Heritability Flashcards
Why are many phenotypic traits continuous?
Often multiple genes affect a trait. As the number of loci increase, phenotypic frequency distribution becomes increasingly continuous. Environmental effects also play a role.
What is quantitative genetics?
The area of study concerned with the inheritance of quantitative differences between individuals.
What are polygenic characters?
Characters influenced by many genes.
What are the 2 components of phenotypic variance (VP)?
The genotypic component (VG) and the environmental component (VE).
What is the reaction norm?
The set of phenotypes produced by a given genotype across 2+ environments.
What is the common garden experiment?
Grow all plants in the same environmental conditions so there is no environmental variation.
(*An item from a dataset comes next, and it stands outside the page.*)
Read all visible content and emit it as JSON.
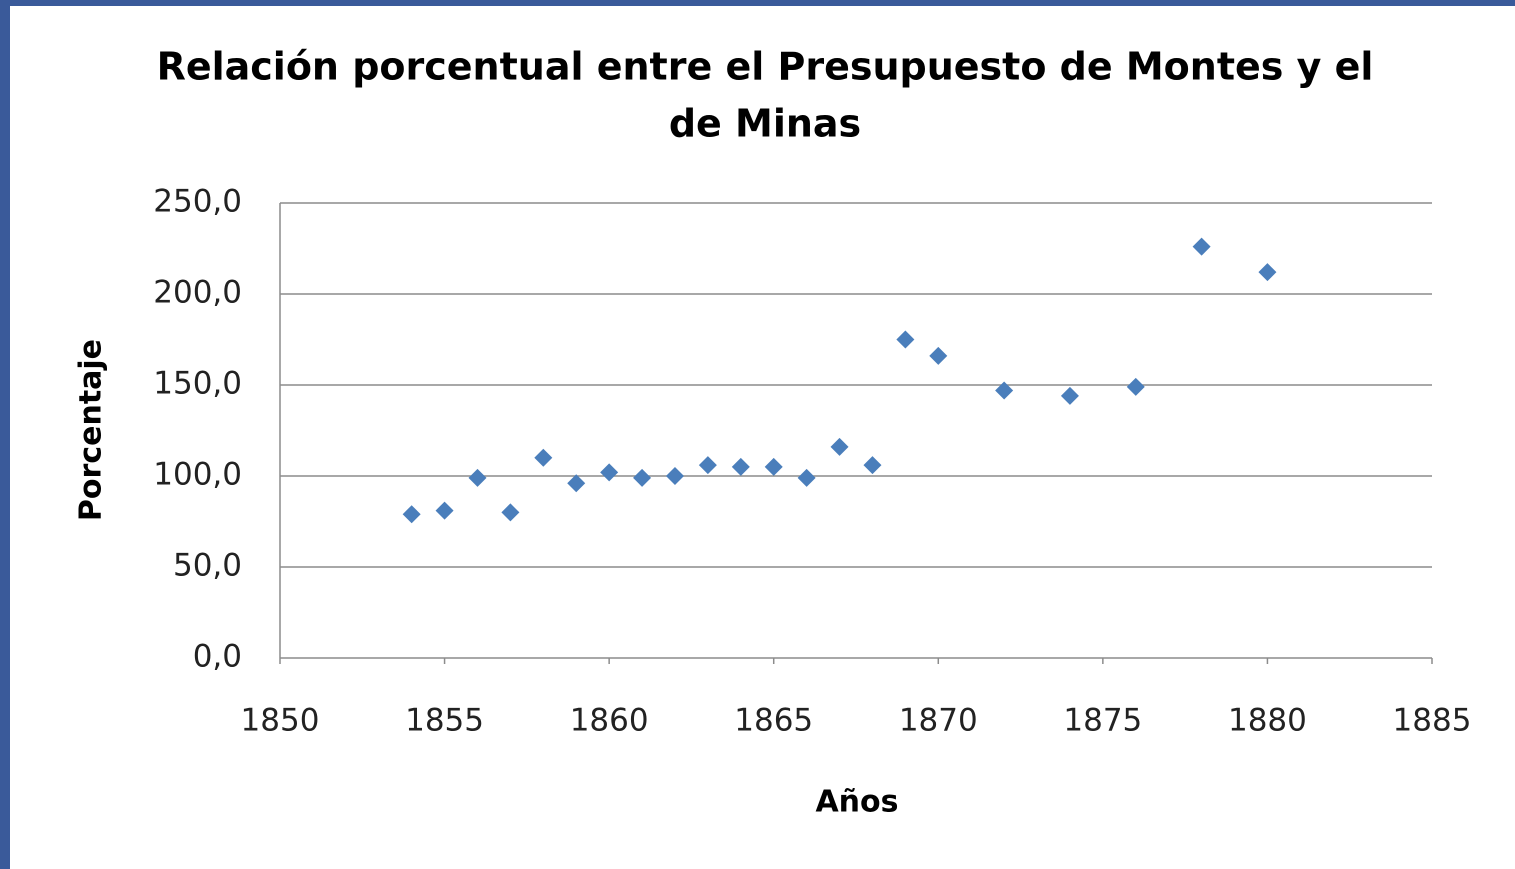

Any observed variation must therefore be genetic.
What makes up Ve?
The pure environment (VE) and the interaction component (VGxE).
What makes up Vg?
Made up of additive variance (Va) - many genes of small additive effect - and non-additive variance.
What makes up non-additive variance?
Dominance (Vd) and epistasis (Ve).
What is epistasis?
Interactions among genes.
Define broad sense heritability (H2).
Proportion of phenotypic variation among individuals in a population that is due to genetic variation.
What does it mean if broad sense heritability (H2) equals 0?
All variability observed in a trait in a given population is due to environmental differences experienced among individuals.
What does it mean if broad sense heritability (H2) equals 1?
All variability observed in a trait in a given population is due to genetic differences among individuals.
Define narrow sense heritability (h2).
Proportion of phenotypic variation among individuals in a population that is due to additive genetic variation.
What is additive variance?
The fraction of the genetic variation transmitted from parent to offspring. A measure of how well a trait will respond to selective breeding.